An example of the refreshing influence of the outsider, by contrast, is Quinta de Pedra Alta, a producer with 35ha high up in the Cima Corgo, which was acquired by former Manchester United chief executive

Ed Woodward and his wife Isabelle in 2018. With winemaker João Pires joined by Barossa Valley’s Matt Gant as consultant, and with former Liberty Wines man Andy Brown involved on the commercial side, the project has made a splash with a range of stylishly made and packaged modern wines and ports.
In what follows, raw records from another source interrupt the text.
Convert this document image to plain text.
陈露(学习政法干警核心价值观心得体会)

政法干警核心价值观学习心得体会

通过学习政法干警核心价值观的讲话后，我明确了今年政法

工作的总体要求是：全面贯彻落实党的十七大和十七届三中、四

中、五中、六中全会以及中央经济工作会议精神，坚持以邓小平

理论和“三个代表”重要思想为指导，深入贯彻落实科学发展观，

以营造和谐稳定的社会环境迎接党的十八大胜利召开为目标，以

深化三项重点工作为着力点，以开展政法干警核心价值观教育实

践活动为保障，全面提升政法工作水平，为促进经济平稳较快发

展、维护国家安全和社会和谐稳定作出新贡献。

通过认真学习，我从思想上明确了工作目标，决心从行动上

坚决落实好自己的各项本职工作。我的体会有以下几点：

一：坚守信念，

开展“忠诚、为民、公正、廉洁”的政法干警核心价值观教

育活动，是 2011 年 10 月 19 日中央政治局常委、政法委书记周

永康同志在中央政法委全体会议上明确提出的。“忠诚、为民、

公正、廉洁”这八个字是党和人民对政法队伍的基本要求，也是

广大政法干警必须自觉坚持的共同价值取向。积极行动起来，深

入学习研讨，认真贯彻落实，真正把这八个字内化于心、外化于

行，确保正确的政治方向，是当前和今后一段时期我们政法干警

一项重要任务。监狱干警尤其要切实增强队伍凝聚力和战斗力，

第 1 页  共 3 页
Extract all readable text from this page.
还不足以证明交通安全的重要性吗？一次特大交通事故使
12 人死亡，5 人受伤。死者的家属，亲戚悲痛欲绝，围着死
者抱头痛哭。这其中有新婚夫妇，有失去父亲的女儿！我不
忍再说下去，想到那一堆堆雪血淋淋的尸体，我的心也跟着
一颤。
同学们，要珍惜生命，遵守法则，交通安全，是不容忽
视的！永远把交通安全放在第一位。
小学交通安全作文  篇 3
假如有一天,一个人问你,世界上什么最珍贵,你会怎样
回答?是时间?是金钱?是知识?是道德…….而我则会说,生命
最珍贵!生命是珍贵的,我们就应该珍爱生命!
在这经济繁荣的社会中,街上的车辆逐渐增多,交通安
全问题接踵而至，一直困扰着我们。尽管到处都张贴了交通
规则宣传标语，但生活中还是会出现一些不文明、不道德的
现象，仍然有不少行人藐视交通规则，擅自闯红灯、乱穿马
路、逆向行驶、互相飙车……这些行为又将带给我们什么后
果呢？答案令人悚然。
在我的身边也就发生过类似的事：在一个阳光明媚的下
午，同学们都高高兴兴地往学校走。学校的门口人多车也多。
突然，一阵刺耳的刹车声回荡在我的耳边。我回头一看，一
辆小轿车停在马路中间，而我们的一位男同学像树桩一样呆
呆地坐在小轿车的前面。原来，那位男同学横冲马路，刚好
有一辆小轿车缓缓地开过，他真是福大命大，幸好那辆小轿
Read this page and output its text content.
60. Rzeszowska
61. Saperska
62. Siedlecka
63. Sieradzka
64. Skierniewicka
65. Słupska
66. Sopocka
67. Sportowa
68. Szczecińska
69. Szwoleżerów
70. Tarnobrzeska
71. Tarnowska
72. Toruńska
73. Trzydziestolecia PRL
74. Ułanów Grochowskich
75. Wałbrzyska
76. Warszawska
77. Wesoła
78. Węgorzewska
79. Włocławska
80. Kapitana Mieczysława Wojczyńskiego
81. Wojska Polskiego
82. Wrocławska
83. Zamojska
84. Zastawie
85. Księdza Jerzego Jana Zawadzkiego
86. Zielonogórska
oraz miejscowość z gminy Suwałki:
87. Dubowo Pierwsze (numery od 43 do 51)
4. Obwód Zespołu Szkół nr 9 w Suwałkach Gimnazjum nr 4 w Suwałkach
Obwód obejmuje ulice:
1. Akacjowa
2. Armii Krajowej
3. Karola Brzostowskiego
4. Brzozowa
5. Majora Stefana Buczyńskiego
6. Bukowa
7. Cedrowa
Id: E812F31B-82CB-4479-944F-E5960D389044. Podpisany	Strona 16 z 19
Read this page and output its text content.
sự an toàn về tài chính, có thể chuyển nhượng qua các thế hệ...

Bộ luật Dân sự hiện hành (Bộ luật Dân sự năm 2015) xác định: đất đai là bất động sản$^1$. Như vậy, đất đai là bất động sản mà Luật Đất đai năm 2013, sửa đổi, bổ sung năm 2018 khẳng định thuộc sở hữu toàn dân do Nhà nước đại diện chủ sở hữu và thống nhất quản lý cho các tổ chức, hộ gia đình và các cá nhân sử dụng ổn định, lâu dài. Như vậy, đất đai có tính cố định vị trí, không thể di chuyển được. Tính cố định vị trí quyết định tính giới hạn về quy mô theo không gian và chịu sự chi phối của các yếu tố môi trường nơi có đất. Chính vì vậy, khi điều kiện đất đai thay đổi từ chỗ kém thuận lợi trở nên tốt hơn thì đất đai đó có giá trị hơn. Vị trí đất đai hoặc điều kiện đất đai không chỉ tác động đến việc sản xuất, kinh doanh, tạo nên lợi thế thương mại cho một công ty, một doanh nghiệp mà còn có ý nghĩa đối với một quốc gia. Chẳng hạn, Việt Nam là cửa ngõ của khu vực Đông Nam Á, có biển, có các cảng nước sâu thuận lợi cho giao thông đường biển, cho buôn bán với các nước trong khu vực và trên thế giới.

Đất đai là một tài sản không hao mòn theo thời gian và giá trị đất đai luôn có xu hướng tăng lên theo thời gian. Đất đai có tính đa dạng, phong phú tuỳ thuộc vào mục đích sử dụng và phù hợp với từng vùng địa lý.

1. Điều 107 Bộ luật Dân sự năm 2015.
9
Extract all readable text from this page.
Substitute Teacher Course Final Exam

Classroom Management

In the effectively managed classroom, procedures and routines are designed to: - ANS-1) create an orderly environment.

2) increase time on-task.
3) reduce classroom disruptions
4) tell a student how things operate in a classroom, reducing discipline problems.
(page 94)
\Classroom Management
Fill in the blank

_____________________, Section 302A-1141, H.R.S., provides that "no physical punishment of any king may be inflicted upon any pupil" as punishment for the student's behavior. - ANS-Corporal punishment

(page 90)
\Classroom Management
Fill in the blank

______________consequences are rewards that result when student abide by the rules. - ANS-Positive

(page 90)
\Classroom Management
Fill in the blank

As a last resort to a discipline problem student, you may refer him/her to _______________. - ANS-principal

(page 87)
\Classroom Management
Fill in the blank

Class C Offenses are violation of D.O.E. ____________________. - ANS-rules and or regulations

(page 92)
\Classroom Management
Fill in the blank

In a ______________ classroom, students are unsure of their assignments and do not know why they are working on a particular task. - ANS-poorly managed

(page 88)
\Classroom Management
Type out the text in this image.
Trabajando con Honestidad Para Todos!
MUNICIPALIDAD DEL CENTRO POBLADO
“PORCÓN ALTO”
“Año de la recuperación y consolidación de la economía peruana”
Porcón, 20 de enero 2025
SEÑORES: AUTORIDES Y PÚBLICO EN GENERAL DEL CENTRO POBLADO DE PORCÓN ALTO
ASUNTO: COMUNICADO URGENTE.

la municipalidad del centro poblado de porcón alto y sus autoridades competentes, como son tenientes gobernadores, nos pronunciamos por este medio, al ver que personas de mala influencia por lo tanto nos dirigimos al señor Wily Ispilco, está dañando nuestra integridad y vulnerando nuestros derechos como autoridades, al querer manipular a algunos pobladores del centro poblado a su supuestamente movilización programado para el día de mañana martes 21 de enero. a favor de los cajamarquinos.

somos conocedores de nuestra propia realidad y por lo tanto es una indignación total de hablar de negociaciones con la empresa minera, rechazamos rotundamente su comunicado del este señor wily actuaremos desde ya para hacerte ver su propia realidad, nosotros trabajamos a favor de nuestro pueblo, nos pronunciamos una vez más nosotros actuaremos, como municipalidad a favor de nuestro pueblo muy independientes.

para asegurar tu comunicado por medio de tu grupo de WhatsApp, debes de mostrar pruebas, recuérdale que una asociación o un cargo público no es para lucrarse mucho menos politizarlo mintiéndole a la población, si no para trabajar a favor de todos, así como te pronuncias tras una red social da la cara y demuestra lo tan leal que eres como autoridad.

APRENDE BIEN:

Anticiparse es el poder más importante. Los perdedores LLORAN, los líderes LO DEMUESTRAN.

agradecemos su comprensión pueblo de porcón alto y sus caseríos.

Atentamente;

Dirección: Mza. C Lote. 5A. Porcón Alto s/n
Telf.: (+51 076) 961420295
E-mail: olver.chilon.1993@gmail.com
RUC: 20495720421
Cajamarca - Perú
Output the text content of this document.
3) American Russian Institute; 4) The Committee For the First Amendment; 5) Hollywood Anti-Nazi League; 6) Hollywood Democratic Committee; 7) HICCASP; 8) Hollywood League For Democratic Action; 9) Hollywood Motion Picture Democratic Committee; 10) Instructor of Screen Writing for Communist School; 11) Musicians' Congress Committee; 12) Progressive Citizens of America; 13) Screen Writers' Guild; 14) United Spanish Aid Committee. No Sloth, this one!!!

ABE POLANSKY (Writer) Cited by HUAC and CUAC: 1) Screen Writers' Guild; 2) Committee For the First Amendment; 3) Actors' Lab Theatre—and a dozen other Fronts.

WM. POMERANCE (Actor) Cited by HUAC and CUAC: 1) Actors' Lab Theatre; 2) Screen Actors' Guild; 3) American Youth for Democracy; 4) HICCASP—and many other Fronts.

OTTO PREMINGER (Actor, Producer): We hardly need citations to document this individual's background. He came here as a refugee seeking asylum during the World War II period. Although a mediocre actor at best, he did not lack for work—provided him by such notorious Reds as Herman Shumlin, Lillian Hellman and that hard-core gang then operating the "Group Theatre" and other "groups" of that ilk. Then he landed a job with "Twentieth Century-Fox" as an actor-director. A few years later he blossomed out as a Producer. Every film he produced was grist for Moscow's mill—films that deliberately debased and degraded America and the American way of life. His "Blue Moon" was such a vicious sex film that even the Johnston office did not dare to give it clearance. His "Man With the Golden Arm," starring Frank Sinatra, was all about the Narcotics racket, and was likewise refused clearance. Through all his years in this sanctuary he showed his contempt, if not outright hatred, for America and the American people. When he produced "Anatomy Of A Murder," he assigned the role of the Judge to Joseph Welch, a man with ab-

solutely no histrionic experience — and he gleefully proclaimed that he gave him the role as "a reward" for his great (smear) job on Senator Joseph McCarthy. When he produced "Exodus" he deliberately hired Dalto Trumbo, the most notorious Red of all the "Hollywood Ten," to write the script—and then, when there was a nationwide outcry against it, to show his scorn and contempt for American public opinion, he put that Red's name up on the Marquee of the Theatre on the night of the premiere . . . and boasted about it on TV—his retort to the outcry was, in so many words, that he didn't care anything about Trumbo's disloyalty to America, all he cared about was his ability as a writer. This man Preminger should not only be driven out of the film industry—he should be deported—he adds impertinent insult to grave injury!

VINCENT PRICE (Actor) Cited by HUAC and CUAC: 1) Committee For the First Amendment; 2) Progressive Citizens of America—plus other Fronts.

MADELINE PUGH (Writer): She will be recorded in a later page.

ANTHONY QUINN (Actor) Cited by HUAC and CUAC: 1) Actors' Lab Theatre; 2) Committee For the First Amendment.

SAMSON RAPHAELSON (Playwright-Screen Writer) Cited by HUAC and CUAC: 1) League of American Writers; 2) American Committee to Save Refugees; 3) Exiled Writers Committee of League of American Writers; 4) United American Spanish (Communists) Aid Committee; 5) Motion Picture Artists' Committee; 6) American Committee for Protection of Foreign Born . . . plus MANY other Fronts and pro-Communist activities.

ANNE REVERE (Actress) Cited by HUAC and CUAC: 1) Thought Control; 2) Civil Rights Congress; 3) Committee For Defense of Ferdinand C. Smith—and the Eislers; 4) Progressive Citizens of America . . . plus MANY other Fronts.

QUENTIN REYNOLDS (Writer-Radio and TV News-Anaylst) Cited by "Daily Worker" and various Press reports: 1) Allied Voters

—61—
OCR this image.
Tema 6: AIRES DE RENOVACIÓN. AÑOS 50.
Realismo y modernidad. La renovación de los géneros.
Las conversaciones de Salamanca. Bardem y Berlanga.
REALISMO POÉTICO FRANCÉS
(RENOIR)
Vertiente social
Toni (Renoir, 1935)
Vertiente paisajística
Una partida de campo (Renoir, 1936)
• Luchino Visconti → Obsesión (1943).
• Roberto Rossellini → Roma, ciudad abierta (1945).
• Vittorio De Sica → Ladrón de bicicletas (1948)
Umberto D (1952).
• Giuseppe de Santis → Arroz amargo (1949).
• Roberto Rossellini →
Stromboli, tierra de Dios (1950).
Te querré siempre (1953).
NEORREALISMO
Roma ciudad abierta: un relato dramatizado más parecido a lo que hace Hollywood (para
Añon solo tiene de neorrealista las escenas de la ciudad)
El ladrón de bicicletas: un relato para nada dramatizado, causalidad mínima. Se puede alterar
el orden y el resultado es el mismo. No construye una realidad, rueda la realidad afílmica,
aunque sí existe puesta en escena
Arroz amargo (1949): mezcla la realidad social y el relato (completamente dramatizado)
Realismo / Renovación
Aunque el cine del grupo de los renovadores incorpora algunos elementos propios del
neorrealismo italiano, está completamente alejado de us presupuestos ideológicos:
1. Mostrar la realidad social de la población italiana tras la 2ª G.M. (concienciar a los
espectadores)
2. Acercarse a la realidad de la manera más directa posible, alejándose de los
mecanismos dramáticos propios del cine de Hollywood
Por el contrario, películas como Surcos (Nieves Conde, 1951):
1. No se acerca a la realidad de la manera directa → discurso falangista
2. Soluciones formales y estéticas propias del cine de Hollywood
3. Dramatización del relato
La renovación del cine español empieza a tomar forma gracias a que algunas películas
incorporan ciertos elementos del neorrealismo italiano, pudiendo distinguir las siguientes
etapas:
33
A genuine north-south wine culture

Perhaps the most significant development in Portuguese wine over the past decade has been the development of what football people would call strength in depth, which means it’s now possible to find a range of interesting producers in all of the country’s wine regions.

An elite squad of Portuguese highperformers that have impressed The Wine Merchant in recent months, whether for the first or the latest of many times, might include Quinta de Soalheiro (Vinho Verde), Arribas Wine Company (Trás-os-Montes), Rui Madeira (Beira Interior), Textura (Dão), Filipa Pato and Wim Wouters (Bairrada), Hugo Mendes (Lisboa), Susana Esteban (Alentejo), Monte da Casteleja (Algarve), and the Azores Wine Company (Azores).

A more varied team of all the strengths is hard to imagine.